Last night, over dinner with a friend, we discussed how difficult it can be to change, to divorce, to let go of relationships, sometimes even family, to quit jobs (or be fired) when they no longer serve. We have a lot of judgment about endings, ‘failures’ we call them. But we both felt that in our lives these endings had only served to propel us further into better and more fulfilling lives, despite how society might judge us and how me might judge ourselves. We agreed we should welcome the sorrow that comes with an ending and release the judgment. Because many of us start out our lives with only a glimmer of who we truly are. We make choices from that place that later, when we have grown more into ourselves, no longer fit.
It’s life affirming to allow ourselves to change our external circumstances when this happens, to ‘re-pot’ our lives. We live so long now compared to a couple of hundred years ago and as women especially and men too, we have so much more opportunity to choose who we want to be and how we live our lives. I think it’s important to celebrate the right and the ability to change as we need to. To become more than we were. As Joseph Campbell, a mythologist who has greatly influenced my life and work, says “The privilege of a lifetime is being who you are.”
This is my favorite so far of a new series I’m working on called “SKY”. It references primarily an interior space…that of my own mind or spirit or soul…these days I’m less and less sure of the differences between the three. It’s a moment in time
record of my own personal emotional clearing of remaining debris. What startled me so much about this painting, when I first saw it complete, was that there was so much light despite the emotional turbulence I was feeling.
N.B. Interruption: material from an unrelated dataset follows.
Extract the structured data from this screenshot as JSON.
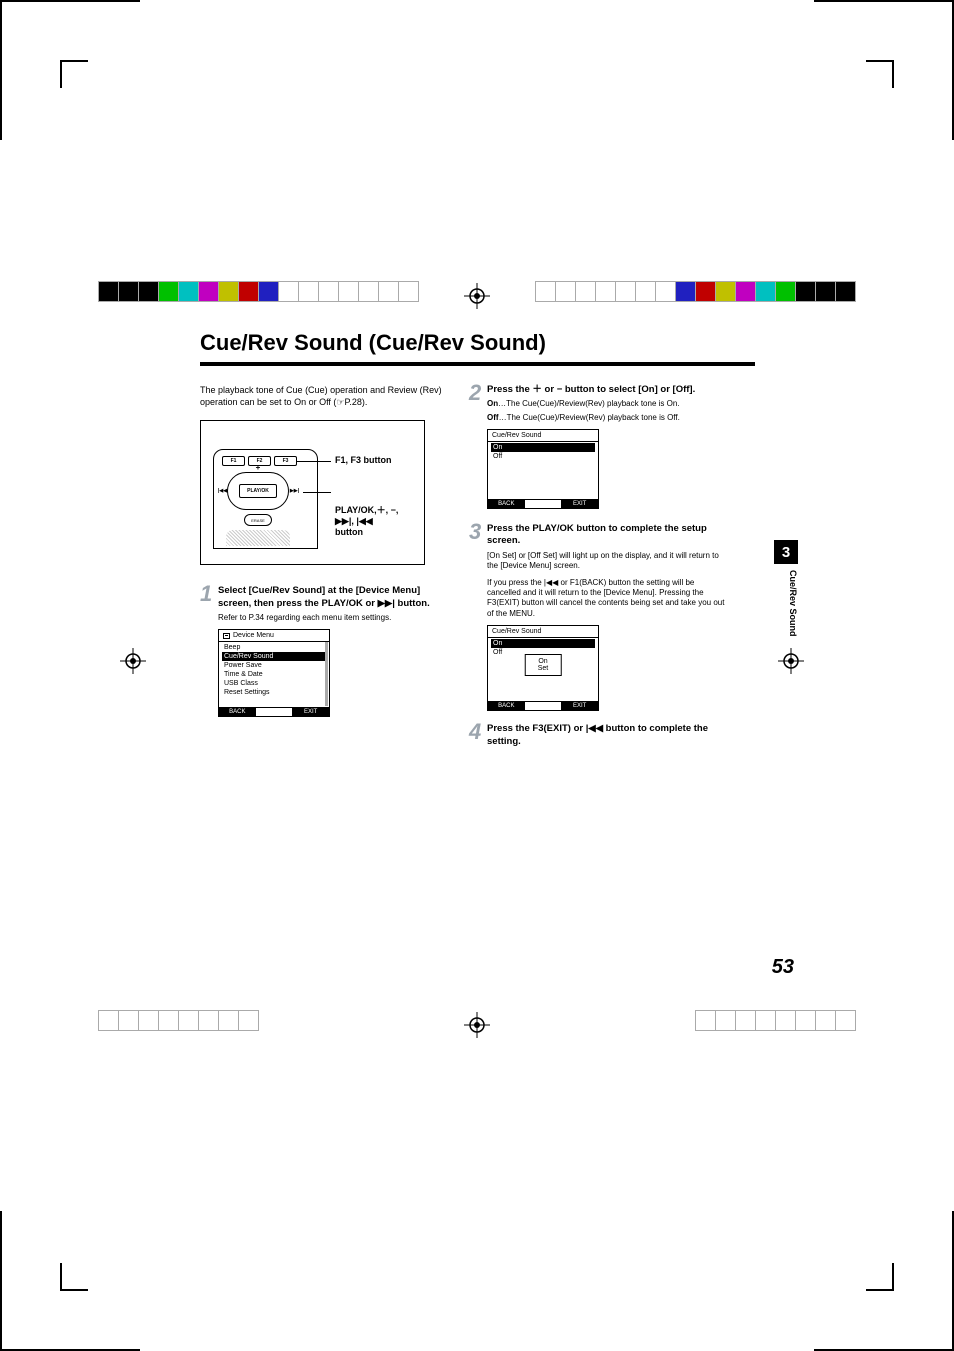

Last night I had a dream that I was telling an experienced painter or mentor that whether we as artists are painting abstract or representational work, we are all trying to capture the light.
Jill Joy - Loving an Addict, acrylic on canvas, 60x40"
This is part of the Forces of Nature Series. I painted this after dating a “Love Addict”. When he told me he was in 12 Step for love addiction I didn’t think much of it. I thought to myself — well, most of us are addicted to love right? Possibly but not in the sense that this man was. The amount of volatility, insecurity and level of demand was so high. It was like dating a storm. I painted this listening to Lucinda William’s song – “He Never Had Enough Love”.